Page 44 - А зори здесь тихие
P. 44
44
Но не сунулись диверсанты. Голов даже не подняли, потому что прижал их второй
автомат: Осяниной. Коротко била, прицельно, в упор и дала секундочку старшине. Ту
секундочку, за которую потом до гробовой доски положено водкой поить.
Сколько тот бой продолжался, никто потом не помнил. Если обычным временем
считать – скоротечный был бой, как и положено встречному бою по уставу. А если
прожитым мерить – силой затраченной, напряжением, опасностью, – на добрый пласт жизни
тянуло, а кому и на всю жизнь.
Галя Четвертак настолько испугалась, что и выстрелить-то ни разу не смогла. Лежала,
спрятав лицо за камнем и уши руками зажав: винтовка в стороне валялась. А Женька быстро
опомнилась: била в белый свет, как в копейку. Попала, не попала – это ведь не на
стрельбище, целиться некогда.
Два автомата да одна трехлинейка – всего-то огня было, а немцы не выдержали. Не
потому, конечно, что испугались: неясность была. И, постреляв маленько, откатились. В
леса, как потом выяснилось.
Враз смолк огонь, только Комелькова еще стреляла, телом вздрагивая при отдаче.

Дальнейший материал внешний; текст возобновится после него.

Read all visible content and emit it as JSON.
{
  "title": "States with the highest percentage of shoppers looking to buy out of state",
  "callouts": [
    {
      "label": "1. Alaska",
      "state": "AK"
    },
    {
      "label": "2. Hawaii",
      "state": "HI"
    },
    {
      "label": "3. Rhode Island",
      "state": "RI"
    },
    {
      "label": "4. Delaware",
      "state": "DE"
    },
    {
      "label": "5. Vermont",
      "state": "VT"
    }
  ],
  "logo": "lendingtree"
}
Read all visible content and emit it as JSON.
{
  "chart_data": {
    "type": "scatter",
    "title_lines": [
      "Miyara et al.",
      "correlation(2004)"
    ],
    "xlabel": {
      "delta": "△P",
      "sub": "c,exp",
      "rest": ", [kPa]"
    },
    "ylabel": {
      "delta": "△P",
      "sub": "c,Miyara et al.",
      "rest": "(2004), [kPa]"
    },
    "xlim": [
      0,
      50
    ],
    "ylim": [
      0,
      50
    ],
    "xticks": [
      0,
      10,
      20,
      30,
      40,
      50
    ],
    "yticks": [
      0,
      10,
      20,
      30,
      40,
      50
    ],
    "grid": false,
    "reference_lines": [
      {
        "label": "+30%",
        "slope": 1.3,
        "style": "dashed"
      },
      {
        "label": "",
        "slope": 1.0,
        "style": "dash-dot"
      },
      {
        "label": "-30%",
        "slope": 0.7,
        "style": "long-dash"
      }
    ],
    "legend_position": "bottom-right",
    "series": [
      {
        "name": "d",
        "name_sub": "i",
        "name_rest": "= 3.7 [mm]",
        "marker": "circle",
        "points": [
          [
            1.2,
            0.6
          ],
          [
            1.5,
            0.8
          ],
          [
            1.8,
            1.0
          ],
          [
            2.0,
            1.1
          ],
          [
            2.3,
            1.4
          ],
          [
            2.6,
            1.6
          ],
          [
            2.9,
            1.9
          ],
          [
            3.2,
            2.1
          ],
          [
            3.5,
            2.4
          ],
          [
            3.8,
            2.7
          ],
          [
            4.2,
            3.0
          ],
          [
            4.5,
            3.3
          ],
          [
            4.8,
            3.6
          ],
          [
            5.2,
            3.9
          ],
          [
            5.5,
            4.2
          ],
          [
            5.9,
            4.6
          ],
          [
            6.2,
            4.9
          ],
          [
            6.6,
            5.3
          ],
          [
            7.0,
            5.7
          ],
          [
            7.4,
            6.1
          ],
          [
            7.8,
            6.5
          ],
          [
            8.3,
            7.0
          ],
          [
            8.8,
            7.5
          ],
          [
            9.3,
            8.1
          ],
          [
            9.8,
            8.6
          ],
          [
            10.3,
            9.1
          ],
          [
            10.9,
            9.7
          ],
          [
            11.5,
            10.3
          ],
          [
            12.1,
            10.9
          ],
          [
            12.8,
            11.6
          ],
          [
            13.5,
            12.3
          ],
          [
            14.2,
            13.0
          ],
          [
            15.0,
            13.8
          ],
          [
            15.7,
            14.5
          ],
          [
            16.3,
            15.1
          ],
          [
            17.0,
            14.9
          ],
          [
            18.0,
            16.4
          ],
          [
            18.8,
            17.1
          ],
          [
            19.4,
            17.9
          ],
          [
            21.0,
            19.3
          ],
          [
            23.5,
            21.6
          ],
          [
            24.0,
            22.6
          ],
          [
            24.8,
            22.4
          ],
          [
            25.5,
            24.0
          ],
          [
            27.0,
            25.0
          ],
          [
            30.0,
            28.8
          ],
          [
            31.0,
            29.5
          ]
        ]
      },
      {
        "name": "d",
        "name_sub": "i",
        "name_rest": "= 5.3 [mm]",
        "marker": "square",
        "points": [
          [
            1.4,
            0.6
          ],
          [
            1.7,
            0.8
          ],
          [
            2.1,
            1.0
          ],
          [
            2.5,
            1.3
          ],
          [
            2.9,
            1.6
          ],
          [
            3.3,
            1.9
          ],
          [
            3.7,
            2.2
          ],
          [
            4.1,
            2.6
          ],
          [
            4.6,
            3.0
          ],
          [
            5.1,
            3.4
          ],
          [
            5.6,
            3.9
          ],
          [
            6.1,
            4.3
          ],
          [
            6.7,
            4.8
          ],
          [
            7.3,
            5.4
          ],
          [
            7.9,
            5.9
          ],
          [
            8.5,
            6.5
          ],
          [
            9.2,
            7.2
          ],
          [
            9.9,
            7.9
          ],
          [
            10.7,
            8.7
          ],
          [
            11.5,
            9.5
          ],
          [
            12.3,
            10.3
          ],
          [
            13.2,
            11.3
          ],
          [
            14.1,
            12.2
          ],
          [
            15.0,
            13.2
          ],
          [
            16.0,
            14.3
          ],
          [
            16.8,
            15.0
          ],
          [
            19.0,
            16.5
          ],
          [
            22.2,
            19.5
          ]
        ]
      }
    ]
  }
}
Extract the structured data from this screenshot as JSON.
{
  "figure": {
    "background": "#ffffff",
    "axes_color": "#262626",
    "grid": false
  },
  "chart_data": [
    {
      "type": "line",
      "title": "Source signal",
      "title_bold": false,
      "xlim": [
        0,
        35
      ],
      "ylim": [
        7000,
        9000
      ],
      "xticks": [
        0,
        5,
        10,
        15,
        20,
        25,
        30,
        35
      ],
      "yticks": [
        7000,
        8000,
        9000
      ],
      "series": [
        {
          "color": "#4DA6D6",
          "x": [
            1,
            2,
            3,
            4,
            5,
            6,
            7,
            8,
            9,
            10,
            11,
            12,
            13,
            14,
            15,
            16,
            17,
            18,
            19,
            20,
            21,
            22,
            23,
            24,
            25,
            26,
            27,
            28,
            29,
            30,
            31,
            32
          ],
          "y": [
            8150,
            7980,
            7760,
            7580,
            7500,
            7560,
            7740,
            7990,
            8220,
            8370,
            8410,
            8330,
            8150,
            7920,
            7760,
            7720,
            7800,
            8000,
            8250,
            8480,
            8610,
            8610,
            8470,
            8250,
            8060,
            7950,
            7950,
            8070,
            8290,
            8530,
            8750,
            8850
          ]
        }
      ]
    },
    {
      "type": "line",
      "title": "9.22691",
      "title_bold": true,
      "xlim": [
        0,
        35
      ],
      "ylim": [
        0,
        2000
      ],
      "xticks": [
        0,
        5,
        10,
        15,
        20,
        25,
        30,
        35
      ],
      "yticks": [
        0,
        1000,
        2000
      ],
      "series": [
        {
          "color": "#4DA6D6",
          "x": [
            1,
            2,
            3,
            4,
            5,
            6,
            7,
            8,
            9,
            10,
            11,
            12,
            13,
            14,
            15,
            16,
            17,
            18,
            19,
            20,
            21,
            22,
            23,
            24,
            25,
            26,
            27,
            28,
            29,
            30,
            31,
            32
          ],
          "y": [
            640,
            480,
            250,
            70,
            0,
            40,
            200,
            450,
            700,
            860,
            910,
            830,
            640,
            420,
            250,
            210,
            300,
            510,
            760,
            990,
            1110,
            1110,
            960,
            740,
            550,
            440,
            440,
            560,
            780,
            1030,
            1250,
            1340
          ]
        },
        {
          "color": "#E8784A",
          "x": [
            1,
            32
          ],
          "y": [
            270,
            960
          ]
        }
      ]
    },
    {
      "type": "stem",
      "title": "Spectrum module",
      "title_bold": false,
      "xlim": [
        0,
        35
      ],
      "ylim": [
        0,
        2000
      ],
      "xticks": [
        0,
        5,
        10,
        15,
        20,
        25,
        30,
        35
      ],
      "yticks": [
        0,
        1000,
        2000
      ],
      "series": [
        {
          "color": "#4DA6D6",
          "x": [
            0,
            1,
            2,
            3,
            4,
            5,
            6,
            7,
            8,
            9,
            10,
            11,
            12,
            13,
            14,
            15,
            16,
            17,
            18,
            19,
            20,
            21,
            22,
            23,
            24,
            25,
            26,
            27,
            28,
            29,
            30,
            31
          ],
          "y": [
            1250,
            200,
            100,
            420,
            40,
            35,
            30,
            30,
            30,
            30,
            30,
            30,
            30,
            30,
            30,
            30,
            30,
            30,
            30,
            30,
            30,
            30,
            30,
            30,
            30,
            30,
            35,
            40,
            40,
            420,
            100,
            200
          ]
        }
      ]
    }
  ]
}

Добила обойму, остановилась. Глянула на Васкова, будто вынырнув.
– Все, – вздохнул Васков.
Тишина могильная стояла, аж звон в ушах. Порохом воняло, пылью каменной, гарью.
Старшина лицо утер – ладони в крови стали: посекло, видно, осколками.
– Задело вас? – шепотом спросила Осянина.
– Нет, – сказал старшина. – Ты поглядывай там, Осянина.
Сунулся из-за камня: не стреляли. Вгляделся: в дальнем березняке, что с лесом
смыкался, верхушки подрагивали. Осторожно скользнул вперед, наган в руке стиснув.
Перебежал, за другим валуном укрылся, снова выглянул: на разбросанном взрывом мху
кровь темнела. Много крови, а тел не было. Унесли.
Полазав по камням да кусточкам и убедившись, что диверсанты никого в заслоне не
оставили, Федот Евграфыч уже спокойно, в рост вернулся к своим. Лицо саднило, а
усталость была, будто чугуном прижали. Даже курить не хотелось. Полежать бы, хоть бы
десять минут полежать, а подойти не успел – Осянина с вопросом:
– Вы коммунист, товарищ старшина?
– Член партии большевиков…
– Просим быть председателем на комсомольском собрании.
Обалдел Васков.
– Собрании?..
Увидел: опять Четвертак ревет в три ручья. А Комелькова – в копоти пороховой, что
цыган – глазищами сверкает.
– Трусость!
Вон оно что…
– Собрание – это хорошо, – свирепея, начал Федот Евграфыч. – Это замечательно:
собрание! Мероприятие, значит, проведем, осудим товарища Четвертак за проявленную
растерянность, протокол напишем. Так?..
Молчали девчата. Даже Галя реветь перестала: слушала, носом шмыгая.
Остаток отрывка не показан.